Maya, Houdini and Nuke will be used in this course to demonstrate the simulation of rigid body debris, particle fx and fluid effects. In this course we will learn how to simulate all the hero elements of a large scale destruction shot including, smashing glass, falling paper, tumbling furniture, dust explosions using fluids, dust trails off concrete debris using fluids and how to bake and compile all the simulations together in Nuke. This course will be focusing on the FX Simulation and not on the photorealistic lighting in Renderman or Arnold or the compositing of additional live action elements over the 3D renders.
For any FX TD, this course will be fantastic for learning how to destroy buildings in CGI. Action movies today feature increasingly complex rigid body simulations and destruction fx so this course will equip you to face the most detailed and intricate large scale simulations. This course will require a fairly advanced knowledge of 3D Modeling, Animation and FX in Maya/Houdini as well as an understanding of file naming, memory and disk usage for large scale FX.
The course is taught by Liam Whitehouse who has been in the 3D and visual effects industry since 2003, graduating from Griffith University with a degree in Industrial Design. Liam has been recently teaching VFX at Griffith University Film School, and Nuke at Queensland College of Art in Brisbane Queensland.

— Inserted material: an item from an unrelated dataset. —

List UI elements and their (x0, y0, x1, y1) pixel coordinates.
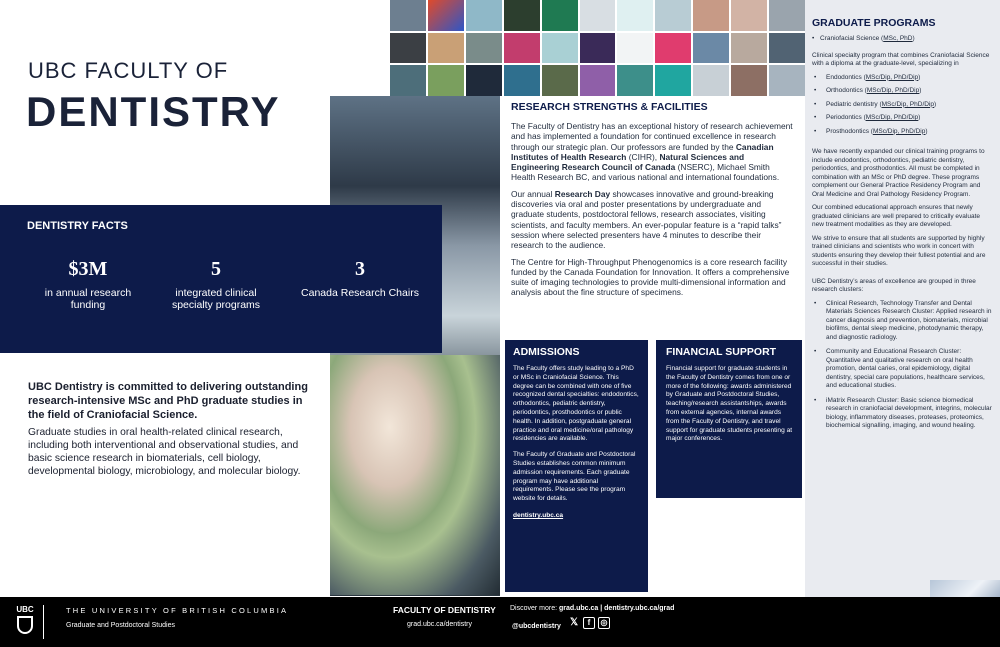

Creating polygon debris assets for the shot from existing 3D models. This process includes searching through a library of existing debris and broken 3D assets as well as custom modeled assets for other shots and modifying them for the specific shot. This will include breaking up the chairs, desks, concrete and scaling geometry to different sizes. This is a very important aspect of 3D dynamic simulation as the particles or rigid body simulations will look good or look generic based off the geometry used.
Layout of the floors of the building with rigid body dynamics furniture. Once the broken furniture is setup with dynamics it can be positioned inside the building on one floor in a realistic manner like and office layout. Once it’s in place a single floor can be simulated to see how the simulation works as a first pass for rigid body furniture.
Setup of the breaking glass particle system. For the broken glass a window needs to be setup as a breakable rigid body simulation used to animate the smashing shards of glass falling out. This is going to be setup in a memory efficient way because millions of particles of broken glass are going to be generated as the driller smashes through many windows. The furniture from class 02 is going to be used to break the glass using RBD simulation.
Setup of the falling paper simulation. Paper spins and flutters slowly down through the air from photocopiers and office equipment. The paper simulation is done using very basic geometry of the paper with a complex particle field to simulate the air resistance and the wind. The falling speed of the paper is important to distinguish it from the other objects like desks and chairs.
Variation in debris. Now that we have setup the first pass of our FX simulations we are now going to create natural variation in the scale, colour, rotation, speed, shape and movement of our dynamic effects. Changing geometry sizes and creating new variety in colour and form of debris is important to achieve more natural effects.
Debris dust trails. The smaller debris that has been simulated can have plumes of dust flowing off them. This can be setup as a particle or fluid simulation to create tendrils of smoke emitting from the rigid body geometry. This is a great technique which also makes the debris more visible and adds extra value to already completed FX.
Fiery explosions. Some of the explosions from destruction in movies are fluid effects and some are live action footage composited. We are going to have a look at how to combine a pre-made pyro fluid simulation explosion and import it into our scene and position it onto the building. This is a typical workflow where fx rigs or assets have been already created for previous movies or sequences and can be re-used. We will set the start frame of the simulation and render it with an alpha channel.
Baking the simulations for handover to other departments. This is an important procedure where all particle and rigid body simulations are “baked” so that another TD can continue on with the work and use your FX simulations in their shot with their FX simulations. After you are finished a simulation it is “published” with exactly correct naming of all nodes and caches correctly named in a correct directory. All of the latest dynamics sim data is copied from local directories into published directories that other artists can access. This lesson will cover the “baking” of rigid body dynamics and particle simulations to disk, how to batch rename files, how to name nodes correctly in Maya and Houdini for publishing.
Playblasting or Rendering for FX review. Basic lighting for the simulation needs to be rendered for Dailies (review), so that the FX Lead and Director can review your work. To do this we can first do a playblast in Viewport 2.0 and then composite the different simulations together in Nuke X. This all takes a lot of patience and understanding of the limitations of software and (RAM) memory, as everything can’t be loaded into the one scene and rendered all together.
How to iterate your simulations for the Director. This lesson will take us through the process of iteratively changing the simulation based on a directors feedback notes. As if you would ever want to re-simulate! Iterating massive, slow, multi-part simulations (which all depend on each other for interaction) can be a challenge, but this is a crucial part of the simulation process. Directors are fairly kind though as much of the sins of the 3D FX department can be covered over with composited live action dust, explosions and sparks common in today’s blockbuster movies. As FX is approved, the further Lighting and Compositing stages not covered in this course are touched on to conclude.